The study, published in the U.S. journal Proceedings of the National Academy of Sciences, described a well-preserved, rice grain-sized primitive sponge fossil recovered from 600-million- year rocks in southwest China's Guizhou Province.

"It's the world's earliest and most credible fossil record of primitive animal bodies," lead author Maoyan Zhu of the Nanjing Institute of Geology and Palaeontology, which is part of Chinese Academy of Sciences, told Xinhua. "The discovery will help remove doubts as to whether animals have emerged on Earth 600 million years ago."

The fossilized animal, slightly more than 1.2 mm wide and 1.1 mm tall, displays multiple independent characters of modern adult sponges, according to an analysis based on advanced imaging techniques including scanning electron microscope and synchrotron X-ray tomography.

The specimen is composed of hundreds of thousands of cells, and has a gross structure consisting of three adjacent hollow tubes sharing a common base, the researchers said.

Flat tile-like features on the fossil's external surface, punctuated with small pores, resemble pinacocytes on modern sponges, whereas the fossil's inner surface is covered with a regular pattern of uniform pits, with many pits surrounded by collars, similar to sponge choanocytes.

In addition, it has a simple canal system for water inflow and outflow.

"These features showed it's a primitive animal very similar to modern sponges and could have lived a filter-feeding life through its simple water canal system on the shallow sea floor," Zhu said.

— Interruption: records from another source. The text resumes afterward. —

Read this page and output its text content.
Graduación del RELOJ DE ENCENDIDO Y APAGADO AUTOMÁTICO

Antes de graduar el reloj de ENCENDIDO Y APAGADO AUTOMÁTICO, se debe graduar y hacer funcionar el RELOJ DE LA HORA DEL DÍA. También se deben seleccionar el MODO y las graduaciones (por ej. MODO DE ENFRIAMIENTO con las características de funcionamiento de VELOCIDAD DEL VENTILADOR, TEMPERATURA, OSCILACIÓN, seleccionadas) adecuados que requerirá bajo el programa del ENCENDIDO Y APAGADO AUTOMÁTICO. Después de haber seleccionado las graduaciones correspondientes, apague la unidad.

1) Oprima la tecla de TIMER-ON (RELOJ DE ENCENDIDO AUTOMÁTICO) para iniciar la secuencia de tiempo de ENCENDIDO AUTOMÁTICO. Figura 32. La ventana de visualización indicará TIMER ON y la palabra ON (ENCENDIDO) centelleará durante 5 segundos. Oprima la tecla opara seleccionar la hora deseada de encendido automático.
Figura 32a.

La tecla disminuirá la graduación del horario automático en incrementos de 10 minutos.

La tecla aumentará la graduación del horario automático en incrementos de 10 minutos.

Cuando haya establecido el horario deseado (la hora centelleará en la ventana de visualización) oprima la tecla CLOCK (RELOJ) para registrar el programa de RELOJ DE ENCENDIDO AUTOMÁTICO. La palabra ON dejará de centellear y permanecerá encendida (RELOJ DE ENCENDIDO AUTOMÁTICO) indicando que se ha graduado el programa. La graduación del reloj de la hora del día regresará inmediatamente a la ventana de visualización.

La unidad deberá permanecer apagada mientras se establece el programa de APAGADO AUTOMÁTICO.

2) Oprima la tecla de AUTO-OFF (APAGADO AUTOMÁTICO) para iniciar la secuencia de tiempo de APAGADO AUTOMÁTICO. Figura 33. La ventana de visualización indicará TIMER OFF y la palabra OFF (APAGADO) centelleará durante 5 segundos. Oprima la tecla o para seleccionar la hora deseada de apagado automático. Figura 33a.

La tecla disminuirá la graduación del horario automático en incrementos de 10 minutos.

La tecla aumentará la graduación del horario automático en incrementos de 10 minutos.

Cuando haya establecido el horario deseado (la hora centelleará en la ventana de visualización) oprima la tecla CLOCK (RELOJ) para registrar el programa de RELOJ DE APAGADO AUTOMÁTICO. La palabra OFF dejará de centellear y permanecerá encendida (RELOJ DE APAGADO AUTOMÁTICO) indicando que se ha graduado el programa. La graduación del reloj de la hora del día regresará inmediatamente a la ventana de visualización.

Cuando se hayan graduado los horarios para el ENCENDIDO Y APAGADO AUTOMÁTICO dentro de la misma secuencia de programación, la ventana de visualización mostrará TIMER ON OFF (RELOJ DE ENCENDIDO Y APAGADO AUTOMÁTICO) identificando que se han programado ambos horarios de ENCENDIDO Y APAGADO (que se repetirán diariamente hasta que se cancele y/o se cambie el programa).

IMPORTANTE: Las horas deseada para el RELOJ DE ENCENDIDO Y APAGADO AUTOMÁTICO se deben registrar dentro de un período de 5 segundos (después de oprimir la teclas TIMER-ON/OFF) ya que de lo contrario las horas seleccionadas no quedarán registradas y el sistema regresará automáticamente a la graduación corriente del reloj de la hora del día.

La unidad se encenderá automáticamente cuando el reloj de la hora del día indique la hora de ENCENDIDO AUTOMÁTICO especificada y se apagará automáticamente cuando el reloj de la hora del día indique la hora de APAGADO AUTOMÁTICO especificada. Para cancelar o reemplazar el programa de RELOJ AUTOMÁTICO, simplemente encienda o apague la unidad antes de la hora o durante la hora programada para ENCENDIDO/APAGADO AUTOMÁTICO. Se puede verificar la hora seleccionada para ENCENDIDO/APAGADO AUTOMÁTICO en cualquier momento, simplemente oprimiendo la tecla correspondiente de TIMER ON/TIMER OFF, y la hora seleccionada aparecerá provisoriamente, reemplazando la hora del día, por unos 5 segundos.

Sponges are the most primitive living animals. They have only differentiated cells, but no real organs or tissues. The prior oldest known primitive sponge fossil only dated to 530 million years ago, in early Cambrian period.

There are other isolated objects that are claimed to be pre- Cambrian fossilized sponges, including a 760-million-year-old fossil from Namibia, but Zhu said they decided to leave aside other discoveries because those objects "did not preserve typical structural characteristics of modern sponges."